Meu pedido nas nuvens
Luciano
Siqueira
Por
viajar com certa frequência, faz muito tempo perdi o fascínio que tinha (quando
criança) por andar de avião. Antigamente, nos bons tempos da Varig de generoso
serviço de bordo, fazia gosto. Aperitivo (não raro um bom uísque), a refeição
principal, cafezinho ao ponto e licor para arrematar. Coisa do século passado.
Hoje,
serviço de bordo decente só em viagem internacional, e olhe lá. Depende da
companhia aérea. A TAP mesmo, que oferece bom cardápio, naufraga feio nos modos
(ou na falta de modos, como dizia minha mãe) de suas aeromoças irritadiças e
descabeladas. Aquelas mulheres grosseiras perdem feio para nossas comissárias
brasileiras, feias ou bonitas, impecáveis em gentilezas, cabelos presos a gel.
Pois
bem. Leio agora sobre uma pesquisa feita junto a mais de três mil tripulantes
de uma companhia norte-americana destinada a revelar os pedidos mais frequentes
dos passageiros.

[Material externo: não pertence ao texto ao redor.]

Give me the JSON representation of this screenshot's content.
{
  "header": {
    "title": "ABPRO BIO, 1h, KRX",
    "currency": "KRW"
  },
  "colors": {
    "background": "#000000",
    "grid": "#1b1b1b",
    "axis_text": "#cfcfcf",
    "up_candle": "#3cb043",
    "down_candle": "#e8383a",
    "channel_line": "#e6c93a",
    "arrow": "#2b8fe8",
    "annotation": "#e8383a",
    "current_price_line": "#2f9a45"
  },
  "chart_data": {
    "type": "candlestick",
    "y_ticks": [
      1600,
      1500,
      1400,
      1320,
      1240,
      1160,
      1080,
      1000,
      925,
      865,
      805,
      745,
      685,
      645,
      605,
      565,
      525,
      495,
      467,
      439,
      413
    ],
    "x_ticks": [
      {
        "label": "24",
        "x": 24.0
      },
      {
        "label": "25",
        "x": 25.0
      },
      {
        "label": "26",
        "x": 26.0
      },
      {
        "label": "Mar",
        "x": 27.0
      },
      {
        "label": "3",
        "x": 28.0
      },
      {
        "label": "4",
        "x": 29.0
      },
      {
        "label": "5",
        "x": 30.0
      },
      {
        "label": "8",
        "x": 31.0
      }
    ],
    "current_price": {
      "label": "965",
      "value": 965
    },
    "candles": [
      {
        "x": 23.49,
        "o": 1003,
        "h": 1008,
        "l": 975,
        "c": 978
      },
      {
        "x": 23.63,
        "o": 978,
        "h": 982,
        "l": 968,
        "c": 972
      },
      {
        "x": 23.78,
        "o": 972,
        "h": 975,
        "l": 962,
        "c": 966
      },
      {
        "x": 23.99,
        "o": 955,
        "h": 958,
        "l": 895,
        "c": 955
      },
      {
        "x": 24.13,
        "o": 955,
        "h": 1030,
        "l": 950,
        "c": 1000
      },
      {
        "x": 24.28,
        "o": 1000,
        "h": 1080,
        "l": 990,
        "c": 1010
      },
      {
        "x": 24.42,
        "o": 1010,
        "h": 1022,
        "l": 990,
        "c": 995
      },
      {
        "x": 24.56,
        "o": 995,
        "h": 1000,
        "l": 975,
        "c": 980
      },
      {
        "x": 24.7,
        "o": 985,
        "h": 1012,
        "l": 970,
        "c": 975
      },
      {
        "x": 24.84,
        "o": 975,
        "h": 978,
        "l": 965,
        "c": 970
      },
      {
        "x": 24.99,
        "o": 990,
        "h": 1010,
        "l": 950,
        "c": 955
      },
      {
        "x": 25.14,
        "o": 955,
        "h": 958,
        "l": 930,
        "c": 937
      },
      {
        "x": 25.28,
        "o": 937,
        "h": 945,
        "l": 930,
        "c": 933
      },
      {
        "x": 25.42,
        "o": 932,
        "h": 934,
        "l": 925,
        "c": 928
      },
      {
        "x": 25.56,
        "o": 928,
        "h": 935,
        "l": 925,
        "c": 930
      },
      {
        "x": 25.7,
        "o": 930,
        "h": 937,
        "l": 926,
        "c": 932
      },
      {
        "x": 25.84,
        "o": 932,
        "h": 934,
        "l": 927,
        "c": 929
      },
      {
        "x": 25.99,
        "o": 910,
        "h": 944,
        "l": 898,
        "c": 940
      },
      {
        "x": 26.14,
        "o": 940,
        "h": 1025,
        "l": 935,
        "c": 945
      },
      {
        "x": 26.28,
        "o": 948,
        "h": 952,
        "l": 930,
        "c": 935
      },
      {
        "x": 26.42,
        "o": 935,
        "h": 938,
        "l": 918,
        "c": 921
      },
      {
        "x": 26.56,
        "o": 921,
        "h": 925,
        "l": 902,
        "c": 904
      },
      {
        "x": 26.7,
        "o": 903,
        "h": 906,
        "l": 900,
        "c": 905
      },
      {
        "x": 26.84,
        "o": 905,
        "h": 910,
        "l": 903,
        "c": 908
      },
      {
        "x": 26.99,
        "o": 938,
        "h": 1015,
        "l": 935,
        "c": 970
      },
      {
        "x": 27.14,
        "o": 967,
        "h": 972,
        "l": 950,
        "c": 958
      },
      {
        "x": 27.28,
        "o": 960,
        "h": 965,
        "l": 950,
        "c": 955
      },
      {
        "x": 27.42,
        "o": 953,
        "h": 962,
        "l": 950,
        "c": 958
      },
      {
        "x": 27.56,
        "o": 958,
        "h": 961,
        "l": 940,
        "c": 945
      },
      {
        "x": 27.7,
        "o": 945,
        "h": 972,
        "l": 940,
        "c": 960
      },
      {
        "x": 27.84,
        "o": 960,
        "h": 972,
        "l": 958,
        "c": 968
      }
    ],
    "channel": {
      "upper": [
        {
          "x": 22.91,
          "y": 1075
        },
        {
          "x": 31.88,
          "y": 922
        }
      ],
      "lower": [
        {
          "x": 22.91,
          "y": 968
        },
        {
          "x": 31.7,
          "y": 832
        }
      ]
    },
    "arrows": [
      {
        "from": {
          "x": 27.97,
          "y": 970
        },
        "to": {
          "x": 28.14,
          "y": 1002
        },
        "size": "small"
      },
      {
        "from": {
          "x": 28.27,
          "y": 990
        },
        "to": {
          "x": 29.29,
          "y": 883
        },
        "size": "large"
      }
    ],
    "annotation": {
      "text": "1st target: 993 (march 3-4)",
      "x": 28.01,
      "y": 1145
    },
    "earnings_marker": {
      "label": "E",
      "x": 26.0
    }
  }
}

Tem de tudo. Desde querer saber onde fica (na aeronave) a
lanchonete do McDonald’s (eca!) até que o piloto desligue os
motores por causa do barulho. Abrir a janela, muita gente pede. Massagem na
boneca Barbie, idem. Isso sem falar nos que querem saber a localização dos
chuveiros, para um bom banho a bordo...
Isso é lá na terra de Obama. Aqui em nosso país
tropical abençoado por Deus, não sei de nenhuma pesquisa semelhante.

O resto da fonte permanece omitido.